The U.S. Department of Homeland Security (DHS) on Tuesday released a new Cyber Security Strategy, citing evolving threats from cyberspace that the country is facing.
Secretary of Homeland Security Kirstjen Nielsen told Congress in a hearing Tuesday that "the strategy is built on the concepts of mitigating systemic risk and strengthening collective defense, both (of which) will inform our approach to defending U.S. networks and supporting governments at all levels and the private sector in increasing the security and resilience of critical infrastructure."
The 35-page paper lists the strategy's five pillars, focusing on identifying risks, reducing vulnerability, reducing threats, mitigating consequence and enabling cybersecurity outcomes.
The document painted a evolving landscape in the realm of cyberspace, saying that developing technology and growing threats from nation-states and terrorists to penetrate U.S. infrastructure calls for a new approach to the country's defense in cyber security.

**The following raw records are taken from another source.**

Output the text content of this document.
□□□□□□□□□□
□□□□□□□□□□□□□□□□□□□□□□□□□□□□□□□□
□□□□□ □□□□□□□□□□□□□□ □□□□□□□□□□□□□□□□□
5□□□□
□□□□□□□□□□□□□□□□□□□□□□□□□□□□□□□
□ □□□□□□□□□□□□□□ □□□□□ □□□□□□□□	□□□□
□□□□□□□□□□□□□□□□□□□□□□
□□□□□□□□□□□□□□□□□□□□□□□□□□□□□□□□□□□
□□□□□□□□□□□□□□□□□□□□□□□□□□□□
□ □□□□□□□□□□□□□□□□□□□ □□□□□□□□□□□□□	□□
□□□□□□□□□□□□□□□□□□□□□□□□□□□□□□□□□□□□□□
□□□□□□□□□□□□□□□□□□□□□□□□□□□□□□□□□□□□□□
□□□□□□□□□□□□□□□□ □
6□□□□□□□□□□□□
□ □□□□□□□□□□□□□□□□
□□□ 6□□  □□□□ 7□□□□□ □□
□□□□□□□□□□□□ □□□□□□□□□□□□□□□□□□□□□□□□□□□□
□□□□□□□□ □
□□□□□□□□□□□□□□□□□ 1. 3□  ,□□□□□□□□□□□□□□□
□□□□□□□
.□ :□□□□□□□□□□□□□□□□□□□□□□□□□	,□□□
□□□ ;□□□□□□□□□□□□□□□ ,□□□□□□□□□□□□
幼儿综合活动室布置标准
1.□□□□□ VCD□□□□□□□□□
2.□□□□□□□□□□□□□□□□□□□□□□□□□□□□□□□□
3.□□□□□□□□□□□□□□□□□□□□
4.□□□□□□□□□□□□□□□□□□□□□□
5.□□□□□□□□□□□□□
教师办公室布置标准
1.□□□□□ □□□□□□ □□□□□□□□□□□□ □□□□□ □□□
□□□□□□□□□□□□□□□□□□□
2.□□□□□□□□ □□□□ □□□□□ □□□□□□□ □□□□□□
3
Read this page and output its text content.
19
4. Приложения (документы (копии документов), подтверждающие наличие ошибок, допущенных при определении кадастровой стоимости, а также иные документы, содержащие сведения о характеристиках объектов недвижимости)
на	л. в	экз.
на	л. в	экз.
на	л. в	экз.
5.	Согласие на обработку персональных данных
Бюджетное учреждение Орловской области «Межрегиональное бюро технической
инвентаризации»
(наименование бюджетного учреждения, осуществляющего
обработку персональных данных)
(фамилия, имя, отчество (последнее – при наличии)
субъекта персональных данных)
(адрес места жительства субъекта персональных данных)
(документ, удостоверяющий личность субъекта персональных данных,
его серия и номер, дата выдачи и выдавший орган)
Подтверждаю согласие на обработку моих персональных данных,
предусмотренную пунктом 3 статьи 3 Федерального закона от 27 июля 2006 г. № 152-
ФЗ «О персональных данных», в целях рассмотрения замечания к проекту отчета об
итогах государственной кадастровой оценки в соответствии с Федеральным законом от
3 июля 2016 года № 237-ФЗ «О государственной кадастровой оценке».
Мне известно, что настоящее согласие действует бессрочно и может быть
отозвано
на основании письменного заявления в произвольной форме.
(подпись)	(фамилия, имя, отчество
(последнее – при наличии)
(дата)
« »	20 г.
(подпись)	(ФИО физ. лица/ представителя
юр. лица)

According to statistics, the number of cyber incidents on federal systems reported to DHS increased more than ten-fold between 2006 and 2015.
The DHS effort ran parallel to recent steps from the Pentagon to beef up its cyber warfare force, as some in Washington claimed that the age of cyber warfare has arrived.
After a 2017 directive from U.S. President Trump, the Pentagon on May 4 elevated the U.S. Cyber Command to the status of a unified combatant command.